Here is some insight into who I am:
I am...Short but never understated. Little but occasionally loud. Frequently fused like a firecracker. Quick-witted and cunningly clever. Sincere in my saturated sarcasm. Usually several steps surpassed. Marked for mingled mayhem, but mainly messily mischievous. Kentucky kind, California cool. Surprisingly steadfast and supportive to a fault. Deathly dysmorphic yet daringly determined. Unstoppable, Untamed, Unrestrained.
Recently I was diagnosed with Bipolar 1 Disorder, ADHD, PTSD and extreme anxiety. Also, most of you know my past struggles with an eating disorder. My disorders went undetected for 28 years because I was able to compensate, even overcompensate for my deficiencies. While growing up my goals always centered on success, and for years I exceeded expectations. However my extreme thought processes ultimately took a toll.

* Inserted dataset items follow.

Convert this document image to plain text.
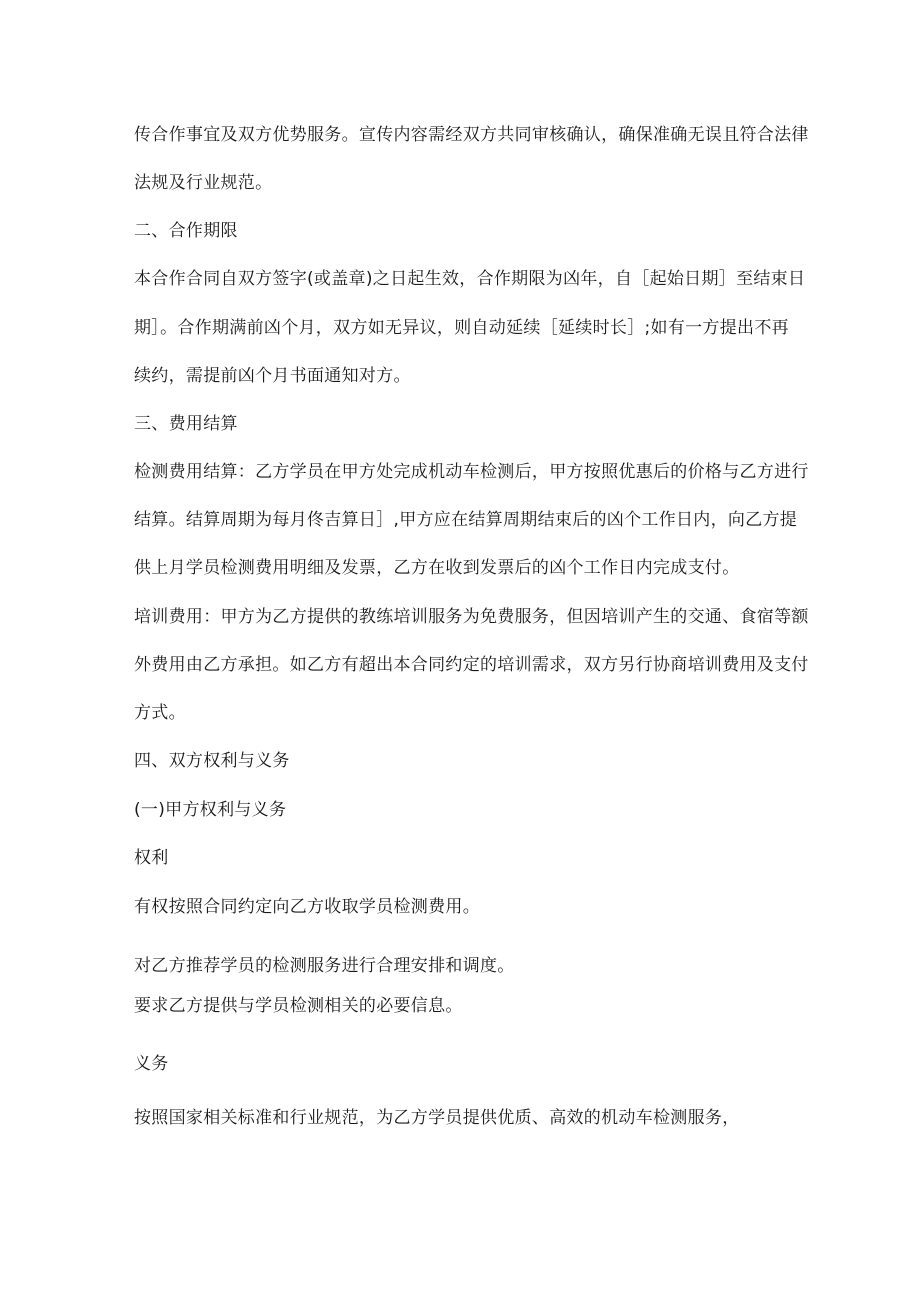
传合作事宜及双方优势服务。宣传内容需经双方共同审核确认，确保准确无误且符合法律
法规及行业规范。
二、合作期限
本合作合同自双方签字(或盖章)之日起生效，合作期限为凶年，自［起始日期］至结束日
期］。合作期满前凶个月，双方如无异议，则自动延续［延续时长］;如有一方提出不再
续约，需提前凶个月书面通知对方。
三、费用结算
检测费用结算：乙方学员在甲方处完成机动车检测后，甲方按照优惠后的价格与乙方进行
结算。结算周期为每月佟吉算日］,甲方应在结算周期结束后的凶个工作日内，向乙方提
供上月学员检测费用明细及发票，乙方在收到发票后的凶个工作日内完成支付。
培训费用：甲方为乙方提供的教练培训服务为免费服务，但因培训产生的交通、食宿等额
外费用由乙方承担。如乙方有超出本合同约定的培训需求，双方另行协商培训费用及支付
方式。
四、双方权利与义务
(一)甲方权利与义务
权利
有权按照合同约定向乙方收取学员检测费用。
对乙方推荐学员的检测服务进行合理安排和调度。
要求乙方提供与学员检测相关的必要信息。
义务
按照国家相关标准和行业规范，为乙方学员提供优质、高效的机动车检测服务，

Throughout my life I did not feel connected with others but I could not explain this and did not know why. I was not disliked but I constantly felt like an outsider. I recall feeling this way starting at four years old. I felt different. I was different. Now I know how I’m different. I think differently than the majority of people I know. My mind sort of processes in reverse, or at least in the opposite way as most people's. I believe this is partially why I did not have very many close friends. This is not a judgment in any way but it seemed they could just not relate or keep up with how my mind works. Slowly over the years that knowledge started to control my thoughts up to the point where I could no longer take the feeling so I tried to make it disappear. I tried to disappear. I excelled at flying under the radar. Although I almost passed as normal I lived in constant fear of being rejected and alone. These thoughts terrified me to the point where I started numbing my senses in attempt to fit into society’s norms.
I have come to accept and embrace the fact that I will never reach my full potential until I have learned to let go of all of my fears. Fear is what paralyzed me; fear is what held me back; fear is what controlled me. Although it pains me to say, this includes my fear of disappointing you. My intention has never been to hurt you, quite the contrary. I wanted to make all of your dreams for me come true. Unfortunately in my attempt to fulfill your expectations (as perceived by me), I lost myself as an individual. My identity dissipated. Luckily the spunky, bubbly, tenacious little girl inside of me was not entirely lost. She is returning full force and is ready to conquer the world.
I cannot live my life under anyone else’s rules. I need to trust myself enough to make the right decisions and stay true to my beliefs. One of my daily intentions is to radically expand my comfort zone. In my eyes this is real living. I do not judge others nor do I judge myself.
I love y'all of my heart and hope you can accept who I am and who I am becoming.